Presidents, athletes, billionaires and Hollywood royalty suffered through icy baths this summer for the cause of ALS, raising $115 million through the ice bucket challenge — though it’s too soon to tell whether the pace of donations will continue.
Under the terms of the challenge, participants either donated $10 to the cause and got drenched, all caught on video, or else they had to make a bigger donation to the ALS Association for the privilege of staying dry.
Celebrities including Oprah Winfrey, members of the New England Patriots and Bill Gates took part, with donations rolling in to the ALS Association at a rate of $115 million in the six weeks from July 29 to Sept. 14, when the viral campaign was at its height. The previous year, the association raised just $5 million during that period, spokesman Brian Frederick said.
The goal was to raise money and to spark awareness about amyotrophic lateral sclerosis, a progressive neurodegenerative disease that leads to paralysis and eventually death. On that count, the association says, the campaign has worked.
The association seen increased turnout at walks for ALS since the challenge.
“People definitely know of ALS now and are more engaged on the local level,” he said.
More than $20 million in ice bucket contributions went to four research projects trying to find a cure to the disease in October. With matching contributions, the first gifts totaled $34.2 million, the association says.

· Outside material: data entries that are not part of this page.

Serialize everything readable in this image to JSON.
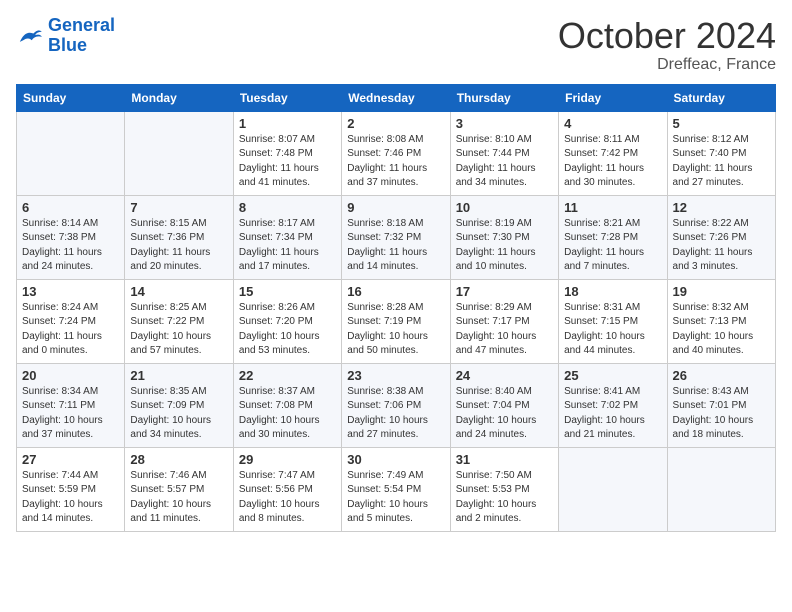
{
  "header": {
    "logo_line1": "General",
    "logo_line2": "Blue",
    "month": "October 2024",
    "location": "Dreffeac, France"
  },
  "weekdays": [
    "Sunday",
    "Monday",
    "Tuesday",
    "Wednesday",
    "Thursday",
    "Friday",
    "Saturday"
  ],
  "weeks": [
    [
      {
        "day": "",
        "info": ""
      },
      {
        "day": "",
        "info": ""
      },
      {
        "day": "1",
        "info": "Sunrise: 8:07 AM\nSunset: 7:48 PM\nDaylight: 11 hours and 41 minutes."
      },
      {
        "day": "2",
        "info": "Sunrise: 8:08 AM\nSunset: 7:46 PM\nDaylight: 11 hours and 37 minutes."
      },
      {
        "day": "3",
        "info": "Sunrise: 8:10 AM\nSunset: 7:44 PM\nDaylight: 11 hours and 34 minutes."
      },
      {
        "day": "4",
        "info": "Sunrise: 8:11 AM\nSunset: 7:42 PM\nDaylight: 11 hours and 30 minutes."
      },
      {
        "day": "5",
        "info": "Sunrise: 8:12 AM\nSunset: 7:40 PM\nDaylight: 11 hours and 27 minutes."
      }
    ],
    [
      {
        "day": "6",
        "info": "Sunrise: 8:14 AM\nSunset: 7:38 PM\nDaylight: 11 hours and 24 minutes."
      },
      {
        "day": "7",
        "info": "Sunrise: 8:15 AM\nSunset: 7:36 PM\nDaylight: 11 hours and 20 minutes."
      },
      {
        "day": "8",
        "info": "Sunrise: 8:17 AM\nSunset: 7:34 PM\nDaylight: 11 hours and 17 minutes."
      },
      {
        "day": "9",
        "info": "Sunrise: 8:18 AM\nSunset: 7:32 PM\nDaylight: 11 hours and 14 minutes."
      },
      {
        "day": "10",
        "info": "Sunrise: 8:19 AM\nSunset: 7:30 PM\nDaylight: 11 hours and 10 minutes."
      },
      {
        "day": "11",
        "info": "Sunrise: 8:21 AM\nSunset: 7:28 PM\nDaylight: 11 hours and 7 minutes."
      },
      {
        "day": "12",
        "info": "Sunrise: 8:22 AM\nSunset: 7:26 PM\nDaylight: 11 hours and 3 minutes."
      }
    ],
    [
      {
        "day": "13",
        "info": "Sunrise: 8:24 AM\nSunset: 7:24 PM\nDaylight: 11 hours and 0 minutes."
      },
      {
        "day": "14",
        "info": "Sunrise: 8:25 AM\nSunset: 7:22 PM\nDaylight: 10 hours and 57 minutes."
      },
      {
        "day": "15",
        "info": "Sunrise: 8:26 AM\nSunset: 7:20 PM\nDaylight: 10 hours and 53 minutes."
      },
      {
        "day": "16",
        "info": "Sunrise: 8:28 AM\nSunset: 7:19 PM\nDaylight: 10 hours and 50 minutes."
      },
      {
        "day": "17",
        "info": "Sunrise: 8:29 AM\nSunset: 7:17 PM\nDaylight: 10 hours and 47 minutes."
      },
      {
        "day": "18",
        "info": "Sunrise: 8:31 AM\nSunset: 7:15 PM\nDaylight: 10 hours and 44 minutes."
      },
      {
        "day": "19",
        "info": "Sunrise: 8:32 AM\nSunset: 7:13 PM\nDaylight: 10 hours and 40 minutes."
      }
    ],
    [
      {
        "day": "20",
        "info": "Sunrise: 8:34 AM\nSunset: 7:11 PM\nDaylight: 10 hours and 37 minutes."
      },
      {
        "day": "21",
        "info": "Sunrise: 8:35 AM\nSunset: 7:09 PM\nDaylight: 10 hours and 34 minutes."
      },
      {
        "day": "22",
        "info": "Sunrise: 8:37 AM\nSunset: 7:08 PM\nDaylight: 10 hours and 30 minutes."
      },
      {
        "day": "23",
        "info": "Sunrise: 8:38 AM\nSunset: 7:06 PM\nDaylight: 10 hours and 27 minutes."
      },
      {
        "day": "24",
        "info": "Sunrise: 8:40 AM\nSunset: 7:04 PM\nDaylight: 10 hours and 24 minutes."
      },
      {
        "day": "25",
        "info": "Sunrise: 8:41 AM\nSunset: 7:02 PM\nDaylight: 10 hours and 21 minutes."
      },
      {
        "day": "26",
        "info": "Sunrise: 8:43 AM\nSunset: 7:01 PM\nDaylight: 10 hours and 18 minutes."
      }
    ],
    [
      {
        "day": "27",
        "info": "Sunrise: 7:44 AM\nSunset: 5:59 PM\nDaylight: 10 hours and 14 minutes."
      },
      {
        "day": "28",
        "info": "Sunrise: 7:46 AM\nSunset: 5:57 PM\nDaylight: 10 hours and 11 minutes."
      },
      {
        "day": "29",
        "info": "Sunrise: 7:47 AM\nSunset: 5:56 PM\nDaylight: 10 hours and 8 minutes."
      },
      {
        "day": "30",
        "info": "Sunrise: 7:49 AM\nSunset: 5:54 PM\nDaylight: 10 hours and 5 minutes."
      },
      {
        "day": "31",
        "info": "Sunrise: 7:50 AM\nSunset: 5:53 PM\nDaylight: 10 hours and 2 minutes."
      },
      {
        "day": "",
        "info": ""
      },
      {
        "day": "",
        "info": ""
      }
    ]
  ]
}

The projects will take time to play out, but organizers hope the viral fundraising effort will keep donations high and allow funding to continue. Board members just approved an annual budget that would triple the amount spent on research using anticipated donations, Mr. Frederick said.

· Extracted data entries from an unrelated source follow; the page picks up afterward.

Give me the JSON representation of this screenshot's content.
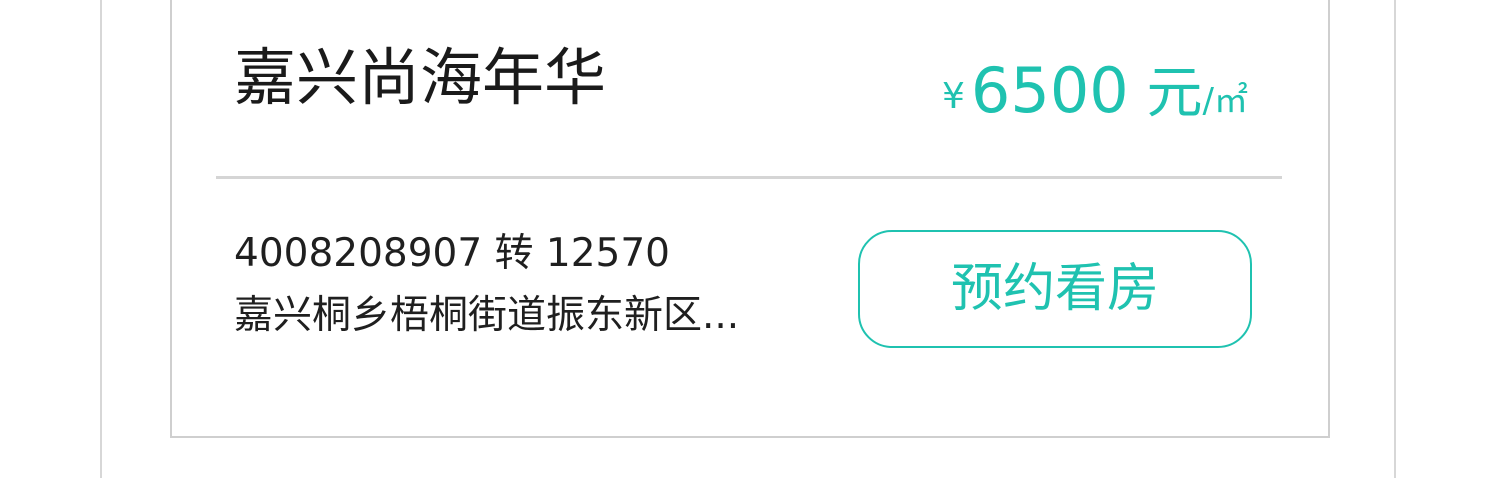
{
  "listing": {
    "title": "嘉兴尚海年华",
    "price": {
      "currency_symbol": "¥",
      "amount": "6500",
      "unit": " 元",
      "per": "/㎡"
    },
    "phone": "4008208907 转 12570",
    "address": "嘉兴桐乡梧桐街道振东新区...",
    "book_button_label": "预约看房"
  },
  "colors": {
    "accent": "#1fc2b0",
    "text": "#1a1a1a",
    "divider": "#d5d5d5",
    "border": "#cfcfcf"
  }
}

For now, the challenge continues to earn accolades for its innovative success, including being deemed “inspiration of the year” by Sports Illustrated.
Patrick Rooney, associate dean for research and academic affairs at the Indiana University Lilly Family School of Philanthropy, said the ALS Association now faces the challenge of getting one-time contributors to become involved in the cause as longtime, committed donors.
“How do you get people who were moved by the moment to get moved by the message?” he said. “I think those are very different.”
He said there are no historical parallels to help predict how the ALS Association’s donations will go. Other groups, however, have struggled to convert one-time donors to regular contributors.
The Red Cross, for example, received a huge influx of money after 9/11 and Hurricane Katrina, yet only a relatively small number of donors became regular contributors, Mr. Rooney said.
While its longevity has yet to be tested, the idea to use a viral giving campaign through social media could change the way other nonprofits raise money as they try to duplicate the success of the ice bucket challenge, Mr. Frederick said.
“It’ll be just raising awareness that social media and social networking can matter and that this is something that, in some ways, may be a one-time fluke,” he said. “On the other hand, it certainly shows the power of social networking and social media and having both a compelling mission and a catchy way of creating interest.”